If anything, Jordan was even more spectacular in postseason play. Prior to his retirement he had averaged below 30 points per game in the postseason only once (29.3 ppg in his rookie year). In the 1985-86 postseason he poured in an astounding 43.7 points per contest. He left basketball temporarily in 1993 as a three-time Finals MVP, and he owned a career playoff average of 34.7 points per game, the best in NBA history. He also had two Olympic gold medals to show for his participation on Team USA in 1984 and 1992.

Jordan shocked the NBA by announcing his retirement prior to the 1993-94 season. He spent the year playing minor league baseball for the Class AA Birmingham Barons of the Chicago White Sox organization, for whom he was a competent if unspectacular performer.

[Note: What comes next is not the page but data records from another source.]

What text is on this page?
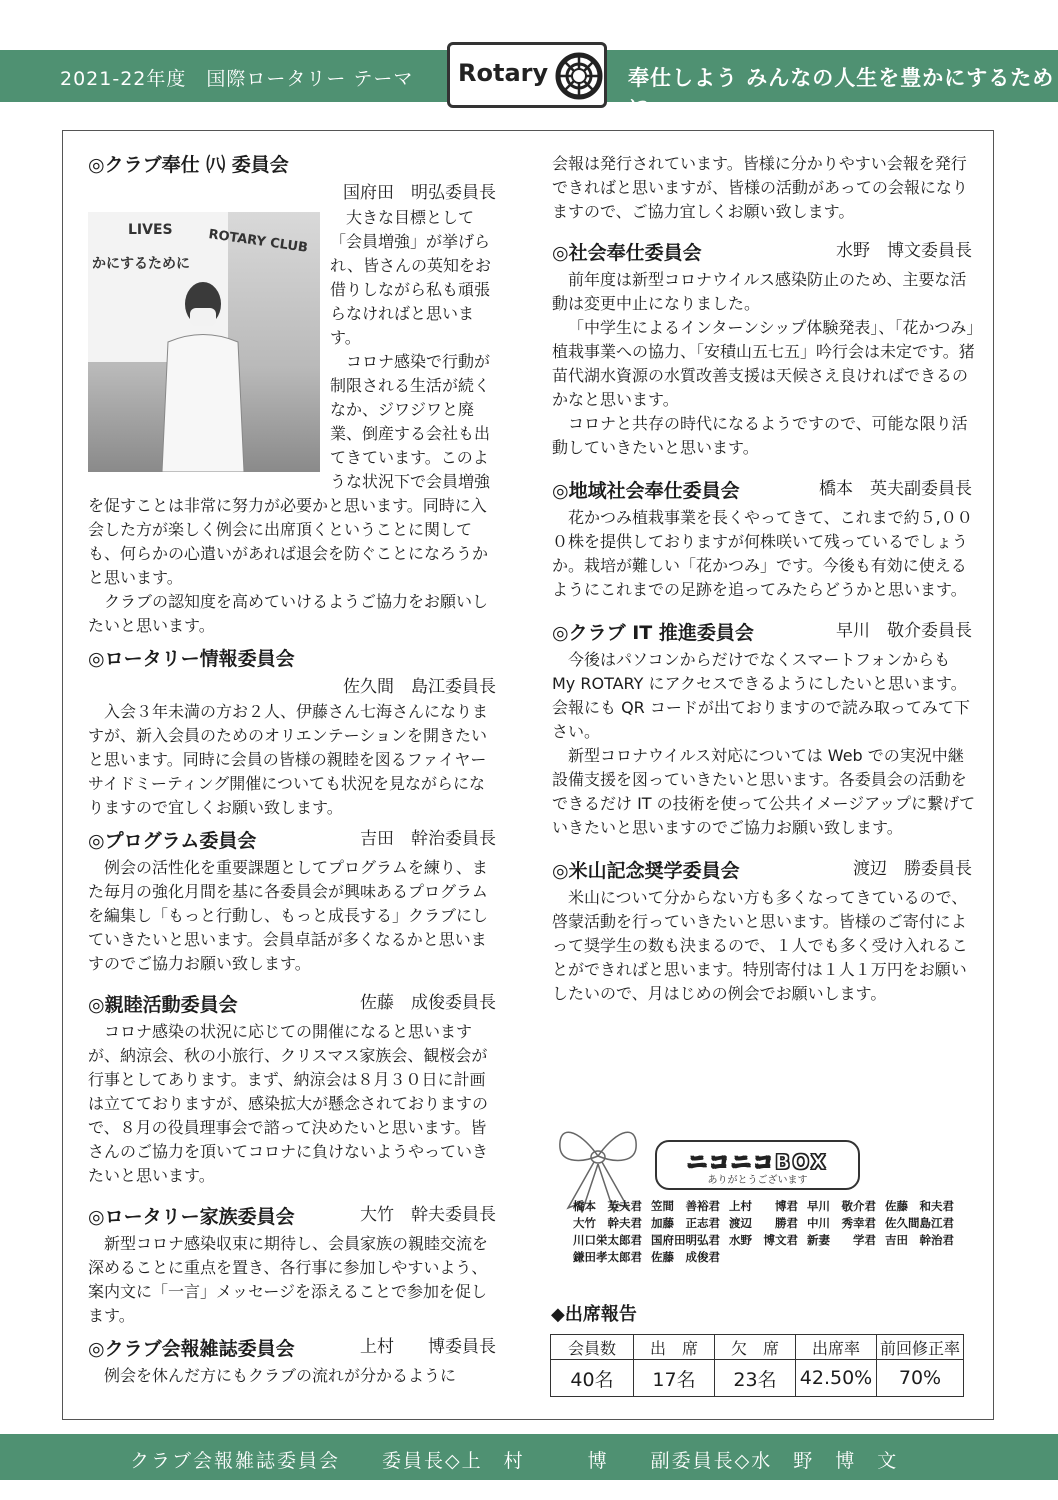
2021-22年度　国際ロータリー テーマ	奉仕しよう みんなの人生を豊かにするために
Rotary
◎クラブ奉仕 ㈧ 委員会
国府田　明弘委員長
LIVES
かにするために
ROTARY CLUB

大きな目標として「会員増強」が挙げられ、皆さんの英知をお借りしながら私も頑張らなければと思います。

コロナ感染で行動が制限される生活が続くなか、ジワジワと廃業、倒産する会社も出てきています。このような状況下で会員増強を促すことは非常に努力が必要かと思います。同時に入会した方が楽しく例会に出席頂くということに関しても、何らかの心遣いがあれば退会を防ぐことになろうかと思います。

クラブの認知度を高めていけるようご協力をお願いしたいと思います。

◎ロータリー情報委員会
佐久間　島江委員長

入会３年未満の方お２人、伊藤さん七海さんになりますが、新入会員のためのオリエンテーションを開きたいと思います。同時に会員の皆様の親睦を図るファイヤーサイドミーティング開催についても状況を見ながらになりますので宜しくお願い致します。

◎プログラム委員会	吉田　幹治委員長

例会の活性化を重要課題としてプログラムを練り、また毎月の強化月間を基に各委員会が興味あるプログラムを編集し「もっと行動し、もっと成長する」クラブにしていきたいと思います。会員卓話が多くなるかと思いますのでご協力お願い致します。

◎親睦活動委員会	佐藤　成俊委員長

コロナ感染の状況に応じての開催になると思いますが、納涼会、秋の小旅行、クリスマス家族会、観桜会が行事としてあります。まず、納涼会は８月３０日に計画は立てておりますが、感染拡大が懸念されておりますので、８月の役員理事会で諮って決めたいと思います。皆さんのご協力を頂いてコロナに負けないようやっていきたいと思います。

◎ロータリー家族委員会	大竹　幹夫委員長

新型コロナ感染収束に期待し、会員家族の親睦交流を深めることに重点を置き、各行事に参加しやすいよう、案内文に「一言」メッセージを添えることで参加を促します。

◎クラブ会報雑誌委員会	上村　　博委員長

例会を休んだ方にもクラブの流れが分かるように

会報は発行されています。皆様に分かりやすい会報を発行できればと思いますが、皆様の活動があっての会報になりますので、ご協力宜しくお願い致します。

◎社会奉仕委員会	水野　博文委員長

前年度は新型コロナウイルス感染防止のため、主要な活動は変更中止になりました。

「中学生によるインターンシップ体験発表」、「花かつみ」植栽事業への協力、「安積山五七五」吟行会は未定です。猪苗代湖水資源の水質改善支援は天候さえ良ければできるのかなと思います。

コロナと共存の時代になるようですので、可能な限り活動していきたいと思います。

◎地域社会奉仕委員会	橋本　英夫副委員長

花かつみ植栽事業を長くやってきて、これまで約５,０００株を提供しておりますが何株咲いて残っているでしょうか。栽培が難しい「花かつみ」です。今後も有効に使えるようにこれまでの足跡を追ってみたらどうかと思います。

◎クラブ IT 推進委員会	早川　敬介委員長

今後はパソコンからだけでなくスマートフォンからも My ROTARY にアクセスできるようにしたいと思います。会報にも QR コードが出ておりますので読み取ってみて下さい。

新型コロナウイルス対応については Web での実況中継設備支援を図っていきたいと思います。各委員会の活動をできるだけ IT の技術を使って公共イメージアップに繋げていきたいと思いますのでご協力お願い致します。

◎米山記念奨学委員会	渡辺　勝委員長

米山について分からない方も多くなってきているので、啓蒙活動を行っていきたいと思います。皆様のご寄付によって奨学生の数も決まるので、１人でも多く受け入れることができればと思います。特別寄付は１人１万円をお願いしたいので、月はじめの例会でお願いします。

ニコニコBOX
ありがとうございます
橋本　英夫君 笠間　善裕君 上村　　博君 早川　敬介君 佐藤　和夫君
大竹　幹夫君 加藤　正志君 渡辺　　勝君 中川　秀幸君 佐久間島江君
川口栄太郎君 国府田明弘君 水野　博文君 新妻　　学君 吉田　幹治君
鎌田孝太郎君 佐藤　成俊君
◆出席報告
会員数	出　席	欠　席	出席率	前回修正率
40名	17名	23名	42.50%	70%
クラブ会報雑誌委員会　　委員長◇上　村　　　博　　副委員長◇水　野　博　文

But Jordan's hopes of reaching the major leagues seemed dim, and with Major League Baseball embroiled in a labor dispute as the 1995 season neared, he focused his competitive fire back on the NBA. Late in the 1994-95 NBA season he came out of retirement and attempted to carry the Bulls to another title. Jordan averaged 26.9 points in 17 regular-season games, then poured in 31.5 points per contest in the playoffs. Despite Jordan's presence in the lineup, the Bulls didn't have quite enough to get past the Orlando Magic in the conference semifinals. Chicago lost to the Magic in six games.

Jordan's championship quest was fulfilled the following season as the team enjoyed one of the most remarkable years ever posted by any club. Jordan led the NBA with 30.4 points per game as the Bulls charged to a record 72 victories during the regular season, then stormed through the playoffs with a 15-3 record. Chicago's combined record of 87-13 for the 1995-96 regular season and playoffs was the best in NBA history. Along the way, Jordan captured the MVP awards for the regular season, All-Star Game and Finals, joining Willis Reed (1970) as the only men to win all three honors in the same season.

Although he relinquished the MVP award to Karl Malone in 1996-97, Jordan again led the Bulls to the NBA Championship with a satisfying six-game victory over Malone's Utah Jazz, and was named the NBA Finals MVP for the fifth time in his remarkable career.